Every year, some two dozen high school ballers are invited to the McDonald's All-American Game, now hosted in Chicago for its sixth straight season. Every year, they fight to distinguish themselves amidst the churn of talent, the ceaseless flow of long, fast, highly coordinated men. "I've seen him before," a veteran NBA scout tells me about a player he has never, in fact, seen play before. "Twenty years ago I saw him, I say, and people ask me how. 'This guy's eighteen,' they say. 'How have you seen him?' But I tell them, I saw him twenty years ago. He had a different name and a different face back then, but I saw him."
The universe has seen fit to give us only one Steph Curry, which already feels like a lot. But the reason that Steph Curry and LeBron James and other generational NBA talents catch so much of our attention is because they invent new positions in the game, new roles and new places. Everyone else is, in some fundamental way, a type—a guy that a scout has already seen come through things like the McDonald's All-American Game. There are scouts galore in Chicago to inspect this particular stretch of the assembly line; all thirty professional teams have representation at the event, and none of those evaluators are easy to impress, let alone surprise. But it still happens.
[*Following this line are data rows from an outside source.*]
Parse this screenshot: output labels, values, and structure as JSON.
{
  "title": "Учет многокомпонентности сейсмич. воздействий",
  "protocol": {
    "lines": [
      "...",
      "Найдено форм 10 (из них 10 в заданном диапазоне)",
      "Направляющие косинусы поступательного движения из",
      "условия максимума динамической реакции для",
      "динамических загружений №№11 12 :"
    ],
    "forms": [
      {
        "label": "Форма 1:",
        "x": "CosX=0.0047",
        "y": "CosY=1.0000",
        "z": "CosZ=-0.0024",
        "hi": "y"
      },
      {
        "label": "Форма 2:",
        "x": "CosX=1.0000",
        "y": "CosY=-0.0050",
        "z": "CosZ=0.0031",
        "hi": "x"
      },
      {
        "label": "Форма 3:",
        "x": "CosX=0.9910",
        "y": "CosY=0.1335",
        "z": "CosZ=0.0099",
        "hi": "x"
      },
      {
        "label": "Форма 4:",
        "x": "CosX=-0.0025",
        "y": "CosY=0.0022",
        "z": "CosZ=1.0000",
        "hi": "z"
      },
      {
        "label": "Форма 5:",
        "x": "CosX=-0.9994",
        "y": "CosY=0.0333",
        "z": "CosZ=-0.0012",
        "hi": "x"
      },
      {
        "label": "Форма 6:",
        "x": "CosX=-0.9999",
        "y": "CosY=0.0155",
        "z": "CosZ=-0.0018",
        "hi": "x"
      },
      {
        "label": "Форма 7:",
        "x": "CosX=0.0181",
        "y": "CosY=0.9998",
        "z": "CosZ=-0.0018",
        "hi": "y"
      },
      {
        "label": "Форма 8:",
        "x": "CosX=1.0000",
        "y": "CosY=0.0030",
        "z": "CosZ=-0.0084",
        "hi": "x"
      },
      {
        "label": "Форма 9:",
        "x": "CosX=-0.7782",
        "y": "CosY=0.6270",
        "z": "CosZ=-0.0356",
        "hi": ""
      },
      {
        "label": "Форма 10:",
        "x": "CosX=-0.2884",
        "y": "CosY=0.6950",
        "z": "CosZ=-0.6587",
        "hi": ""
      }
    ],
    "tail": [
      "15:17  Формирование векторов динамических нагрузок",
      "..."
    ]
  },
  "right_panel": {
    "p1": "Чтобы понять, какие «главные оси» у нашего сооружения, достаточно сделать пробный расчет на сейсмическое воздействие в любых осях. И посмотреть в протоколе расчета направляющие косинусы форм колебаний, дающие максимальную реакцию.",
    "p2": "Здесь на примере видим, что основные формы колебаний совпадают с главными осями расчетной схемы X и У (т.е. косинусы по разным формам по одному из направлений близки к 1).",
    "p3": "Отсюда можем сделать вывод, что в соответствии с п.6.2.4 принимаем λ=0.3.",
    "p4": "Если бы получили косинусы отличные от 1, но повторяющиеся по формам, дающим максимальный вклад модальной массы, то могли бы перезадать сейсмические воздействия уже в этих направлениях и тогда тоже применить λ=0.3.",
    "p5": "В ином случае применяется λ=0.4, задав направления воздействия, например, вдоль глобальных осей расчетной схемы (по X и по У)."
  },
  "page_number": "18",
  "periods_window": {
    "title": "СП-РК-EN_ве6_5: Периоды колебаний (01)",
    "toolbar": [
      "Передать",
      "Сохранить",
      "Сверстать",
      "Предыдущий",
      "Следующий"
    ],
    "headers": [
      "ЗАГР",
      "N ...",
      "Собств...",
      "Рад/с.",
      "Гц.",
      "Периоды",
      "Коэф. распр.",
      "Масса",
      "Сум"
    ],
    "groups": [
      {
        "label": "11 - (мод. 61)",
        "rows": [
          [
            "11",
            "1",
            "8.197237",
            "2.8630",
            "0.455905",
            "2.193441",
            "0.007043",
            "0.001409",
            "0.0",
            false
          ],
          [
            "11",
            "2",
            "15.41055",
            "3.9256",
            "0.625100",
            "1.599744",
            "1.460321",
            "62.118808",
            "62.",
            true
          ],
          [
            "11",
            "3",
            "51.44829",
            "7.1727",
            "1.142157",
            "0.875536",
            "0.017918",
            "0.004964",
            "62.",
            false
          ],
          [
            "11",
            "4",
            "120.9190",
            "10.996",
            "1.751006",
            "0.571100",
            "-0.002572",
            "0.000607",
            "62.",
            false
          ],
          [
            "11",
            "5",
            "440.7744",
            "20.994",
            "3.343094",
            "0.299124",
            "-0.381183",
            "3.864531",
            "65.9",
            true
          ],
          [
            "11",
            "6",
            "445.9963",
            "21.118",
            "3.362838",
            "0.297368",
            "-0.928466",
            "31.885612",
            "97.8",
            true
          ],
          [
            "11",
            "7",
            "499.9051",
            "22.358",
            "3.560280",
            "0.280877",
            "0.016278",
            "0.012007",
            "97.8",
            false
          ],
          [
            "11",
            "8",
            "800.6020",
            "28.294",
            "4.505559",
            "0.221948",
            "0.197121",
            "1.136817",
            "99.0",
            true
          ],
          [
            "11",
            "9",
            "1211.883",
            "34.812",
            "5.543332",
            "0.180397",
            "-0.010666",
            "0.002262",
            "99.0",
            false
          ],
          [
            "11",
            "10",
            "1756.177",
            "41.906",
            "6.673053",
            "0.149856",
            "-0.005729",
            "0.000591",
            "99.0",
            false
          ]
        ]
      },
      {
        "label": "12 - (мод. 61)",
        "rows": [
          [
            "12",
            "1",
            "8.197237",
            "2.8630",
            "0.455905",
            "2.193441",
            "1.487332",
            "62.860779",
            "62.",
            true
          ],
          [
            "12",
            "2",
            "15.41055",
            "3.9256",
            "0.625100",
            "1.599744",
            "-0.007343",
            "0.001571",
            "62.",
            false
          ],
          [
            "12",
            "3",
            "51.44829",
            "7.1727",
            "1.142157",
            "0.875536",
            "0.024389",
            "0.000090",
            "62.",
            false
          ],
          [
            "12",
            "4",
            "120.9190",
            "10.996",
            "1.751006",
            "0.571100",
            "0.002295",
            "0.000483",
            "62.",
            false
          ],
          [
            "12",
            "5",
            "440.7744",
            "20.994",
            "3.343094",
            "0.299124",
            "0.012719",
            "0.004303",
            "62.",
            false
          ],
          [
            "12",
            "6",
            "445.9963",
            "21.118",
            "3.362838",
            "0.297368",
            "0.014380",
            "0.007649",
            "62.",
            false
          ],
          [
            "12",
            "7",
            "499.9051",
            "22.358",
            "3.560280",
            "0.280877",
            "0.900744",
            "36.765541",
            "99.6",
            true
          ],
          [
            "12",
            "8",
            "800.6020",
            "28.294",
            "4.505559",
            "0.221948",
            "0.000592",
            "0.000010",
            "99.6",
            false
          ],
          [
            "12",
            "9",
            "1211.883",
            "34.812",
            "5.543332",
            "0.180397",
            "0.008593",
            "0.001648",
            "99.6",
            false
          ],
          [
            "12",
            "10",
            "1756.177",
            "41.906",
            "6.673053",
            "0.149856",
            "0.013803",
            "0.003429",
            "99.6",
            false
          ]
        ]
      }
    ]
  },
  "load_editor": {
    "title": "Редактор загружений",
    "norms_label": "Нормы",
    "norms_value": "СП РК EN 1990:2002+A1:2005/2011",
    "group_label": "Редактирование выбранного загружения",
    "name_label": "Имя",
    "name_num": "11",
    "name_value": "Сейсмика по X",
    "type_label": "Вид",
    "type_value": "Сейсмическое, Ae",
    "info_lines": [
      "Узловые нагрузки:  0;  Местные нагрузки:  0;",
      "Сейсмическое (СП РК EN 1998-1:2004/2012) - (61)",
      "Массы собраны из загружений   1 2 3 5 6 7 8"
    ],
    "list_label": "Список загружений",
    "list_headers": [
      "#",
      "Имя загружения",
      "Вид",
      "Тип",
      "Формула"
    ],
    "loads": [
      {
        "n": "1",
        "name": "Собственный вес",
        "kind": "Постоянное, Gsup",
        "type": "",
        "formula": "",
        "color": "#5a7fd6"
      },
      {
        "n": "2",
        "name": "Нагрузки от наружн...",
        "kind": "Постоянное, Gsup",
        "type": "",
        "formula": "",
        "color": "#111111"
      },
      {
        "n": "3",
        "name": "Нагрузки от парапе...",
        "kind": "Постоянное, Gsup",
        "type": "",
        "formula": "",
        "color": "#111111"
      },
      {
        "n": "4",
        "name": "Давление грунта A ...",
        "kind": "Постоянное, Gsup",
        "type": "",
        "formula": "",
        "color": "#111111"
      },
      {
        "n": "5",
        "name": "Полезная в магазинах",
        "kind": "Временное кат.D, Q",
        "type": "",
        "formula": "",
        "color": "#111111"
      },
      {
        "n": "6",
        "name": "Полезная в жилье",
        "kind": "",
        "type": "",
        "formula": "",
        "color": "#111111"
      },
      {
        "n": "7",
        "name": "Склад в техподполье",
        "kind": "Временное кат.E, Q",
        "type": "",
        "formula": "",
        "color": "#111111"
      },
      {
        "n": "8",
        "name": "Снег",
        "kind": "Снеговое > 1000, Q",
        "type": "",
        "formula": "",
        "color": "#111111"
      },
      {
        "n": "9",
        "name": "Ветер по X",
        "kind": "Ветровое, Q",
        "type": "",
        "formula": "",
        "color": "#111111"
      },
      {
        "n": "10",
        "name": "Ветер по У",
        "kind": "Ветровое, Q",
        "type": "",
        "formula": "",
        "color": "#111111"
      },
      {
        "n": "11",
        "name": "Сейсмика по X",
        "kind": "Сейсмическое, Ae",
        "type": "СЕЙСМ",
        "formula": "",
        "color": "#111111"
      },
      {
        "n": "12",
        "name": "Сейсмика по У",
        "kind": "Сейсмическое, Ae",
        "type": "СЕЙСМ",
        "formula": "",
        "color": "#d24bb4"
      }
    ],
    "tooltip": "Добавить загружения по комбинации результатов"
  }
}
One player who has stood out is 6'9'' forward Josh Jackson, a senior at Prolific Prep in Northern California. Jackson transferred to Prolific Prep, a unique and strange basketball academy that's not quite a school, from his hometown of Detroit after his sophomore season—there were, and are, many millions of sporting dollars in his future, and it was the savvy business decision.
The heightened media action around Jackson during the McDonald's festivities is a matter of both basketball ability and mythos. Jackson is thrilling to watch, a tantalizing wing who moves and dunks like nobody's ever told him no. His undecided status (he's still choosing between Michigan State, Kansas, and Arizona for next season) also makes him intriguing, as does a highly clickable news headline from back in January. It was then that Jackson trash-talked with one of basketball's all-time trash talkers, Gary Payton, while playing against his son Julian in Napa.
"I respect him because he has a lot of dog in him to come back and talk," the elder Payton said afterward. "He has a lot of gall to do that, so that's good." When asked about the Payton incident in Chicago, Jackson laughs and is visibly delighted. A flat "no" is his answer as to whether any of his AAU friends and McDonald's teammates can compete with him as an on-court slanderer. "I'm definitely No. 1 at that," Jackson says, and goes on to agree that bringing his talk to the college game is another important step in his career's evolution. "It's really just competitive, though." There's a switch that clearly flips in Jackson's personality when he takes to the game, because he is mild-mannered and affable in real life, choosing his words politely and judiciously. "I really just want to be able to text all my friends about how I beat them later on."
At Prolific, and in McDonald's scrimmages, Jackson usually earns that privilege. He is kinetic and omnipresent and dominant; it just doesn't look feasible for anyone to escape his speed and reach as a defender, especially not in the open court, where Jackson is at his best and most watchable. He is comfortable and supremely confident even against nationally ranked talent, and does not have to change his game against even his all-star peers. When Jackson gets the ball in the post during half-court drills, he picks his moves and scores with the blithe freedom of choice most of humanity only experiences when we're shopping for groceries while stoned.
Jackson's athleticism is so overwhelming that he probably won't have to make many adjustments until he turns pro. While the NBA scout discussed the strategic calculus that high school athletes must bring to their college decisions—making sure they get proper playing time and exposure, in a system that will show them to advantage—he noted that none of those rules apply to Jackson. "Some of these guys have already proven they have more talent than the rest," the scout said. "He'll play all the time no matter where he goes."
In the NBA, where Jackson will almost certainly be in a year and a three months, the young star's top project will be to develop a consistent jumper, the absence of which is the most glaring gap in his game at the moment. As holes go, it's a decent one to have—shooting is widely believed to be the most teachable skill, and an increasingly important one in Curry's mortar-friendly NBA.
There's a good chance, however, that Jackson will be that rare outlying talent that doesn't need a shot to have a huge impact on the modern game, as Orlando Magic forward Aaron Gordon was believed to be when he was drafted despite lacking deep shooting touch in 2014. Gordon has captured the league's imagination with his increasingly pyrotechnic leaping in this, his second season, and has become an NBA darling despite shooting just 30 percent from deep.
This is something that fellow long-range clanker Russell Westbrook knows about, too. Some athletes exert more influence over gravity than others, and use that power to fuck up minds. Jackson's game will surely evolve, but even if it continues to omit a reliable jumper, he looks destined for that particular category of men. There will be an apprenticeship, but that's the business. You can see players like Josh Jackson in the McDonald's game every year—joyful, brilliant, unfinished—but that's no knock on him. After all, we haven't yet seen who and what he will be.